More reports came in. The entire garrison of the small Residency at Kwurk, the most northern of the eastern shore Free Cities, had arrived at Kankad's Town in two hundred-foot contragravity scows and five aircars. Two of the aircars arrived half an hour behind the rest of the refugee flotilla, having turned off at Keegark to pay their respects to King Orgzild. They reported the Keegark Residency in ruins, its central buildings vanished in a huge crater; the Jan Smuts and the Christiaan De Wett were still in the Company docks, both apparently damaged by the blast which had destroyed the Residency. One of the aircars had rocketed and machine-gunned some Keegarkans who appeared to be trying to repair them; the other blew up King Orgzild's nitroglycerine plant. Von Schlichten called Konkrook and ordered a bombing-mission against Keegark organized, to make sure the two ships stayed out of service.

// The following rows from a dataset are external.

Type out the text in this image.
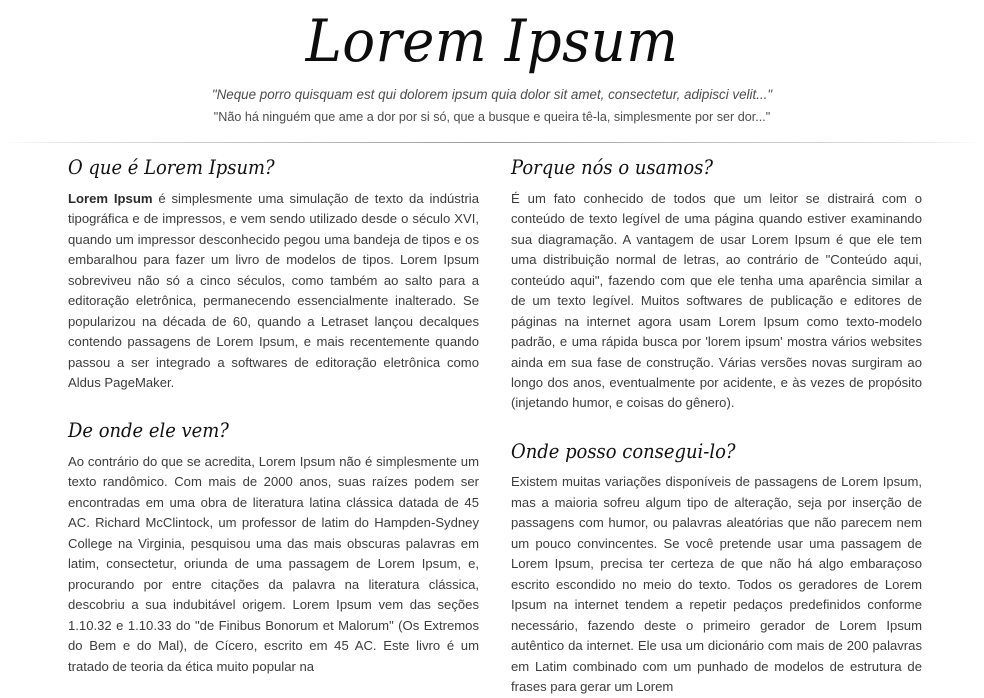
Lorem Ipsum

"Neque porro quisquam est qui dolorem ipsum quia dolor sit amet, consectetur, adipisci velit..."

"Não há ninguém que ame a dor por si só, que a busque e queira tê-la, simplesmente por ser dor..."

O que é Lorem Ipsum?

Lorem Ipsum é simplesmente uma simulação de texto da indústria tipográfica e de impressos, e vem sendo utilizado desde o século XVI, quando um impressor desconhecido pegou uma bandeja de tipos e os embaralhou para fazer um livro de modelos de tipos. Lorem Ipsum sobreviveu não só a cinco séculos, como também ao salto para a editoração eletrônica, permanecendo essencialmente inalterado. Se popularizou na década de 60, quando a Letraset lançou decalques contendo passagens de Lorem Ipsum, e mais recentemente quando passou a ser integrado a softwares de editoração eletrônica como Aldus PageMaker.

De onde ele vem?

Ao contrário do que se acredita, Lorem Ipsum não é simplesmente um texto randômico. Com mais de 2000 anos, suas raízes podem ser encontradas em uma obra de literatura latina clássica datada de 45 AC. Richard McClintock, um professor de latim do Hampden-Sydney College na Virginia, pesquisou uma das mais obscuras palavras em latim, consectetur, oriunda de uma passagem de Lorem Ipsum, e, procurando por entre citações da palavra na literatura clássica, descobriu a sua indubitável origem. Lorem Ipsum vem das seções 1.10.32 e 1.10.33 do "de Finibus Bonorum et Malorum" (Os Extremos do Bem e do Mal), de Cícero, escrito em 45 AC. Este livro é um tratado de teoria da ética muito popular na

Porque nós o usamos?

É um fato conhecido de todos que um leitor se distrairá com o conteúdo de texto legível de uma página quando estiver examinando sua diagramação. A vantagem de usar Lorem Ipsum é que ele tem uma distribuição normal de letras, ao contrário de "Conteúdo aqui, conteúdo aqui", fazendo com que ele tenha uma aparência similar a de um texto legível. Muitos softwares de publicação e editores de páginas na internet agora usam Lorem Ipsum como texto-modelo padrão, e uma rápida busca por 'lorem ipsum' mostra vários websites ainda em sua fase de construção. Várias versões novas surgiram ao longo dos anos, eventualmente por acidente, e às vezes de propósito (injetando humor, e coisas do gênero).

Onde posso consegui-lo?

Existem muitas variações disponíveis de passagens de Lorem Ipsum, mas a maioria sofreu algum tipo de alteração, seja por inserção de passagens com humor, ou palavras aleatórias que não parecem nem um pouco convincentes. Se você pretende usar uma passagem de Lorem Ipsum, precisa ter certeza de que não há algo embaraçoso escrito escondido no meio do texto. Todos os geradores de Lorem Ipsum na internet tendem a repetir pedaços predefinidos conforme necessário, fazendo deste o primeiro gerador de Lorem Ipsum autêntico da internet. Ele usa um dicionário com mais de 200 palavras em Latim combinado com um punhado de modelos de estrutura de frases para gerar um Lorem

The Northern Star was still bringing loyal troops into Krink. King Jonkvank, whom von Schlichten called, was highly elated.

"We are killing traitors wherever we find them!" he exulted. "The city is yellow with their blood; their heads are piled everywhere! How is it with you at Skilk?"

"We have killed many, also," von Schlichten boasted. "And tonight, we will kill more; we are preparing bombs of great destruction, which we will rain down upon Skilk until there is not one stone left upon another, or one infant of a day's age left alive!"

Jonkvank reacted as he was intended to. "Oh, no, general, don't do all that!" he exclaimed. "You promised me that I should have Skilk, on the word of a Terran. Are you going to give me a city of ruins and corpses? Ruins are no good to anybody, and I am not a Jeel, to eat corpses."

Von Schlichten shrugged. "When you are strong, you can flog your enemies with a whip; when you are weak, all you can do is kill them. If I had five thousand more troops, here...."

"Oh, I will send troops, as soon as I can," Jonkvank hastened to promise. "All my best regiments: the Murderers, the Jeel-Feeders, the Corpse-Reapers, the Devastators, the Fear-Makers. But, now that we have stopped this sinful rebellion, here, I can't take chances that it will break out again as soon as I strip the city of troops."

Von Schlichten nodded. Jonkvank's argument made sense; he would have taken a similar position, himself.

"Well, get as many as you can over here, as soon as possible," he said. "We'll try to do as little damage to Skilk as we can, but ..."

At 1830, Paula joined him for her breakfast, while he sat in front of the big screen, eating his dinner. There had been light ground-action along the southern end of the perimeter—King Firkked's regulars, reenforced by Zirk tribesmen and levies of townspeople, all of whom seemed to have firearms, were filtering in through the ruins of the labor-camp and the wreckage of the equipment-park—and there was renewed sniping from the mountainside. The long afternoon of the northern autumn dragged on; finally, at 2200, the sun set, and it was not fully dark for another hour. For some time, there was an ominous quiet, and then, at 0030, the enemy began attacking in force, driving herds of livestock—lumbering six-legged brutes bred by the North Ullerans for food—to test the defenses for electrified wire and land-mines. Most of these were shot down or blown up, but a few got as far as the wire, which, by now, had been strung and electrified completely around the perimeter.